### Previous posts:

This is another post exploring the attempt to map from a set of distance features back to an x, y coordinate system. If you haven't already read it, you may want to start by reading the Introductory post in the series and work your way through. This post will assume knowledge of what was presented in the previous posts in the series.

## The Process:

I will be looking here at a relatively simple version of the problem (just one set of reference points and a small number of sample points). The process I use here will become a component of the process for more complex versions.

I will start with data that looks like:

Id | Horizontal_Distance_To_Fire_Points | Horizontal_Distance_To_Hydrology | Horizontal_Distance_To_Roadways |

0 | 3212.763650 | 174.497793 | 5159.179288 |

1 | 3135.697623 | 783.345951 | 5433.928096 |

2 | 5247.581151 | 3504.840499 | 7829.386517 |

3 | 1532.853280 | 2141.195728 | 4107.445635 |

4 | 1824.806584 | 2114.739118 | 4413.043552 |

Which comes from samples that were originally positioned like:

### Strategy

My strategy will be to develop a cost function for fitting coordinates to the samples and use gradient descent to try get the cost function to zero (or close to it) and hopefully that will result in a good set of coordinates.

### Gradient Descent

If you are unfamiliar with gradient descent, it can be thought of as though the function being minimized describes a landscape. If you were placed randomly on an unknown landscape and were blindfolded (and didn't have to worry about falling down cliffs), how might you go about trying to find the lowest point? One option would be the following procedure:

- Determine what direction would result in the steepest downhill step
- If every direction is uphill then stop
- Otherwise take a step in the steepest downhill direction
- Go back to step 1

When the procedure ends, you will be at a local low point. Under some conditions you might be able to guarantee that it is the lowest point on the landscape, but often that will not be the case. If it is low enough and you don't care if it is the absolute lowest you can stop and be happy, otherwise you might start at different places and repeat the procedure, picking the smallest of the local minima you find. That's the general idea of the gradient descent algorithm - it uses calculus to find the steepest direction to move and algebra to take its steps.

### Cost Function

In this context, the cost function should give me an idea of how well my chosen x, y coordinates fit the data I was given. The cost of a perfect fit should be 0 and no cost should be negative. It is also helpful if the cost function is differentiable (so the gradient can be found). It is possible to come up with multiple cost functions that will work for our purposes, some may be simpler or better performing than others. I chose a cost function that met the above requirements and kept the calculus and algebra relatively straightforward.

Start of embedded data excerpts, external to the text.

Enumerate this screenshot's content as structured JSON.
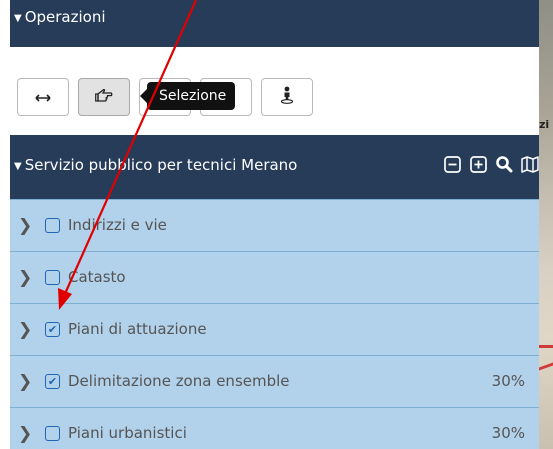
{
  "map": {
    "label_fragment": "zi"
  },
  "operations": {
    "title": "Operazioni"
  },
  "toolbar": {
    "buttons": [
      {
        "name": "pan-horizontal",
        "icon": "horizontal-arrows-icon",
        "glyph": "⟷"
      },
      {
        "name": "select",
        "icon": "pointing-hand-icon",
        "glyph": "☜",
        "active": true
      },
      {
        "name": "info",
        "icon": "info-icon",
        "glyph": ""
      },
      {
        "name": "measure",
        "icon": "ruler-icon",
        "glyph": ""
      },
      {
        "name": "street-view",
        "icon": "person-pin-icon",
        "glyph": "♙"
      }
    ],
    "tooltip": "Selezione"
  },
  "service": {
    "title": "Servizio pubblico per tecnici Merano",
    "icons": [
      "collapse-all-icon",
      "expand-all-icon",
      "search-icon",
      "map-icon"
    ]
  },
  "layers": [
    {
      "label": "Indirizzi e vie",
      "checked": false,
      "percent": ""
    },
    {
      "label": "Catasto",
      "checked": false,
      "percent": ""
    },
    {
      "label": "Piani di attuazione",
      "checked": true,
      "percent": ""
    },
    {
      "label": "Delimitazione zona ensemble",
      "checked": true,
      "percent": "30%"
    },
    {
      "label": "Piani urbanistici",
      "checked": false,
      "percent": "30%"
    }
  ],
  "colors": {
    "header_bg": "#263c59",
    "layer_bg": "#b2d1ea",
    "checkbox_blue": "#1f66b5",
    "annotation_arrow": "#e00000"
  }
}
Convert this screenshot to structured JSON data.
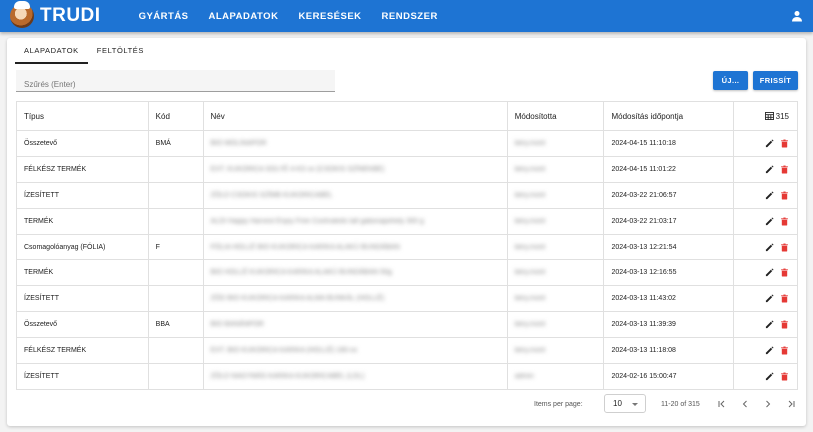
{
  "colors": {
    "brand": "#1e74d3",
    "edit": "#212121",
    "delete": "#e53935"
  },
  "app": {
    "title": "TRUDI"
  },
  "nav": [
    {
      "label": "GYÁRTÁS"
    },
    {
      "label": "ALAPADATOK"
    },
    {
      "label": "KERESÉSEK"
    },
    {
      "label": "RENDSZER"
    }
  ],
  "tabs": [
    {
      "label": "ALAPADATOK",
      "active": true
    },
    {
      "label": "FELTÖLTÉS",
      "active": false
    }
  ],
  "filter": {
    "placeholder": "Szűrés (Enter)",
    "value": ""
  },
  "buttons": {
    "new": "ÚJ...",
    "refresh": "FRISSÍT"
  },
  "table": {
    "headers": [
      "Típus",
      "Kód",
      "Név",
      "Módosította",
      "Módosítás időpontja"
    ],
    "total_count": "315",
    "rows": [
      {
        "tipus": "Összetevő",
        "kod": "BMÁ",
        "nev": "BIO MOLINAPOR",
        "modositotta": "béry.mont",
        "idopont": "2024-04-15 11:10:18"
      },
      {
        "tipus": "FÉLKÉSZ TERMÉK",
        "kod": "",
        "nev": "EXT. KUKORICA SOLYÉ 4-KS xx (CSOKIS SZÍNEKBE)",
        "modositotta": "béry.mont",
        "idopont": "2024-04-15 11:01:22"
      },
      {
        "tipus": "ÍZESÍTETT",
        "kod": "",
        "nev": "ZÖLD CSOKIS SZÍMB KUKORICABEL",
        "modositotta": "béry.mont",
        "idopont": "2024-03-22 21:06:57"
      },
      {
        "tipus": "TERMÉK",
        "kod": "",
        "nev": "ALDI Happy Harvest Enjoy Free Coshraleds tall gabonapehely 300 g",
        "modositotta": "béry.mont",
        "idopont": "2024-03-22 21:03:17"
      },
      {
        "tipus": "Csomagolóanyag (FÓLIA)",
        "kod": "F",
        "nev": "FÓLIA HOLLÉ BIO KUKORICA KARIKA ALAKÚ BUNDÁBAN",
        "modositotta": "béry.mont",
        "idopont": "2024-03-13 12:21:54"
      },
      {
        "tipus": "TERMÉK",
        "kod": "",
        "nev": "BIO HOLLÉ KUKORICA KARIKA ALAKÚ BUNDÁBAN 50g",
        "modositotta": "béry.mont",
        "idopont": "2024-03-13 12:16:55"
      },
      {
        "tipus": "ÍZESÍTETT",
        "kod": "",
        "nev": "ZÖD BIO KUKORICA KARIKA ALMA BUNKÁL (HOLLÉ)",
        "modositotta": "béry.mont",
        "idopont": "2024-03-13 11:43:02"
      },
      {
        "tipus": "Összetevő",
        "kod": "BBA",
        "nev": "BIO BANÁNPOR",
        "modositotta": "béry.mont",
        "idopont": "2024-03-13 11:39:39"
      },
      {
        "tipus": "FÉLKÉSZ TERMÉK",
        "kod": "",
        "nev": "EXT. BIO KUKORICA KARIKA (HOLLÉ) 180-xx",
        "modositotta": "béry.mont",
        "idopont": "2024-03-13 11:18:08"
      },
      {
        "tipus": "ÍZESÍTETT",
        "kod": "",
        "nev": "ZÖLD NAGYMÁS KARIKA KUKORICABEL (LDL)",
        "modositotta": "admin",
        "idopont": "2024-02-16 15:00:47"
      }
    ]
  },
  "paginator": {
    "items_per_page_label": "Items per page:",
    "page_size": "10",
    "range": "11-20 of 315"
  }
}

To motivate the cost function I use, let's start with an example of an individual point and reference point:

Suppose my first sample point has horizontal distance to fire of 1500 and my hypothesis is that the sample location is at (100, 200) and the nearest fire point is at (800, 1200). Using those points, I can find the hypothesized distance to fire by:

The amount the hypothesis is off by is 1500 - 1220.6 = 279.4. This is the basic idea I want to capture in the cost function, but have to be a little careful to ensure I don't get a negative value (e.g. if the hypothesized distance was 1700 then 1500 - 1700 = -200). One way I could deal with this is by taking the absolute value of the difference, but that is a little complicated to deal with when it comes to the calculus. The option I chose is to square the difference: this satisfies our requirements and keeps the calculus and algebra reasonable, though it makes the cost function value less intuitive.

The overall cost function takes the idea above and applies it to all of the hypothesized sample/reference point locations. Written out, the part of the cost function related to the fire point would look like:

To get the total cost I would need to also add in the parts corresponding to the water and road points. In practice I also multiply by a scaling factor related to the number of points in the set. This helps make costs comparable across sets of different sizes.

### Implementation

Initially I implemented the gradient descent algorithm in python. It worked okay, but there are a couple of finer points that can be tricky to fine tune well. Eventually I switched over to using the fmin_bfgs function from the scipy.optimize library which works similarly to gradient descent. This left me with less control for fine tuning, but the time savings in not having to fine tune as much allowed me to focus on other parts of the problem.

## Results

After running the gradient descent algorithm, I can compare the plots of the hypothesized points to the true points. Since the hypothesized points may be different up to translation, rotation and/or reflection (but not stretches!) and still be a correct fit, when comparing the plots I may need to perform a translation, rotation and/or reflection. To start with, for simplicity I translate both sets of points so that the fire reference point is at (0, 0). In the plots below the original points are circles and the hypothesized points are Xs.

It looks like the points match up pretty well but need a rotation to really fit - no reflection appears to be necessary this time. After rotating an appropriate amount I get:

Looks like a good fit!